Verapamil has significant myocardial effects; negative inotropic effects, suppression of AV nodal conduction, and reduction of SA nodal automaticity. Diltiazem has properties midway between the dihydropyridines and verapamil. Patients ingesting verapamil or diltiazem present with hypotension secondary to combined peripheral vasodilation and negative inotropy, often compounded by bradycardia. Although patients often appear clinically well at profound levels of hypotension, mental status depression is common in severe poisonings. Electrocardiogram findings include sinus bradycardia, first degree AV block (due to reduced AV conduction) and escape rhythms. Initial drug therapy for symptomatic patients or those with significant vital sign abnormalities should include atropine, which is often ineffective, and calcium ions. Calcium ions are available as two different salts, either of which is effective is given in appropriate doses. The chloride salt contains three times the amount of calcium ion per mL (both formulated as the 10% solution) as the gluconate salt, so threefold more volume need to be administered for equivalent effect. One gram of calcium chloride (10%) or three grams of calcium gluconate (10%) given by intravenous bolus through a well positioned peripheral catheter may be repeated safely several times over the initial fifteen minutes. With higher doses, symptoms of hypercalcemia may develop, since only one type (the L type) of calcium channel is blocked by the CCB's. Calcium salts need to be given rapidly and not infused since the desired effect is to maximally raise the local calcium concentration at the channel site to create the largest trans-channel gradient. This will "push" the calcium into the cell and overcome the channel blockade. Raising the "serum calcium level" per se is not effective.

Second line agent include agents with vasopressor or positive inotropic effect, notably catecholamines. The choice of agents should be guided by invasive hemodynamic parameters if possible; if not available norepinephrine would be an adequate starting agent. This agent result in both peripheral vasoconstriction and positive inotropy, both of which are adversely effected by CCB's. Glucagon has no added benefit (unlike in beta blocker poisoned patients), may have adverse effects, and is not familiar to most clinicians.

Of critical importance in the management of poisoned patients is gastrointestinal decontamination. Preventing absorption prevents toxicity. Most sustained release preparations are too large to be removed by a lavage tube and do not disintegrate like other formulations. Activated charcoal, although able to bind the drug, may have difficulty remaining in constant contact with the constantly releasing tablets as gastrointestinal transit times may differ for both. Therefore, whole bowel irrigation (WBI) with a polyethylene glycol solution may be most effective. By rapid infusion at 2 liters per hour into a nasogastric tube, WBI allows the pills to be washed through the gastrointestinal tract before significant drug release occurs. WBI must be started early, and should probably not be used late if several doses of activated charcoal have been administered since already bound drug may be displaced from the charcoal permitting absorption.
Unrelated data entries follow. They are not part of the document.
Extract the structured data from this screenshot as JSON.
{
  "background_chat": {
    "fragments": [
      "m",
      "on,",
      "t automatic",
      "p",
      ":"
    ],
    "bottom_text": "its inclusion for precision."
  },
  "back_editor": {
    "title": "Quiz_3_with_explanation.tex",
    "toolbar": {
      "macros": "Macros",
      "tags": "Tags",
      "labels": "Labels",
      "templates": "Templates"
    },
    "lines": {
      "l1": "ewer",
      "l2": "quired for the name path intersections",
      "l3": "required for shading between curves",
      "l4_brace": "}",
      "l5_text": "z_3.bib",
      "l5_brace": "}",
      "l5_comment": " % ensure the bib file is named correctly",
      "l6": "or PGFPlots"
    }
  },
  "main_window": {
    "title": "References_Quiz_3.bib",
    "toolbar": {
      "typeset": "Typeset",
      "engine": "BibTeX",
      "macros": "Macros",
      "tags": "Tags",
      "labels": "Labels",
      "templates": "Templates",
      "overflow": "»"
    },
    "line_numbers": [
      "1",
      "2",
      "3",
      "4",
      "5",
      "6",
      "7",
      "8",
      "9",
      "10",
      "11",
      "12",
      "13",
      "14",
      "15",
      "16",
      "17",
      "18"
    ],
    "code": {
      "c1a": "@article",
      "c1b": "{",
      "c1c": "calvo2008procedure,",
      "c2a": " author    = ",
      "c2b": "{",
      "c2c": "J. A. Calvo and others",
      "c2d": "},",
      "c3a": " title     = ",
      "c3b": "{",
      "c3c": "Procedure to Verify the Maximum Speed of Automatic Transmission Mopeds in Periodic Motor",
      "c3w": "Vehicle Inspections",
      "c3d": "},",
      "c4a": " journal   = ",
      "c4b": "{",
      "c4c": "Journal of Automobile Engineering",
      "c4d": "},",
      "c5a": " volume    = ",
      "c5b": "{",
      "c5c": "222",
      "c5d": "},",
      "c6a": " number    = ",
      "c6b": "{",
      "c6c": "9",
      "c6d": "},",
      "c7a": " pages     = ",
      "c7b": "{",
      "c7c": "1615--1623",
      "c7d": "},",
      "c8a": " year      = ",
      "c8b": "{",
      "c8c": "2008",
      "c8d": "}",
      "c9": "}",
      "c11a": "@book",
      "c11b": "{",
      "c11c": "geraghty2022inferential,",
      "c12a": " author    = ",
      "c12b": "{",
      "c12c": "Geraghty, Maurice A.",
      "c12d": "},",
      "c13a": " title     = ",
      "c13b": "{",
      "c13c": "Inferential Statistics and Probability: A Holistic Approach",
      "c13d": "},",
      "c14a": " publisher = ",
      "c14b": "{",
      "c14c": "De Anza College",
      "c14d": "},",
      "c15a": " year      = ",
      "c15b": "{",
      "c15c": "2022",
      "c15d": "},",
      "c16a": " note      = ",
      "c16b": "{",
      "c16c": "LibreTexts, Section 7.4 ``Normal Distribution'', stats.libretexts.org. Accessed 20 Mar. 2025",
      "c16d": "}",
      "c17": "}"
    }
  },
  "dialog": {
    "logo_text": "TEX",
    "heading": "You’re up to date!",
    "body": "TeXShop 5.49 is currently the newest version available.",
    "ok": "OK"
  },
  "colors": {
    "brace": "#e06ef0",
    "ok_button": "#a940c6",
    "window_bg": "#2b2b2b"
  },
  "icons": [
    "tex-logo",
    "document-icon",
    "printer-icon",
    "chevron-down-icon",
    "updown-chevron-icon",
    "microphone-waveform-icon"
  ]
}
What happened to this patient?

She received three grams of calcium chloride with a partial response; her electrocardiogram (which was finally done!) went from complete heart block to first degree AV block at 50, and her blood pressure rose to 100/60. WBI was initiated and completed within 6 hours. Although she remained hypotensive for 24 hours, she eventually stabilized and was discharged from intensive care.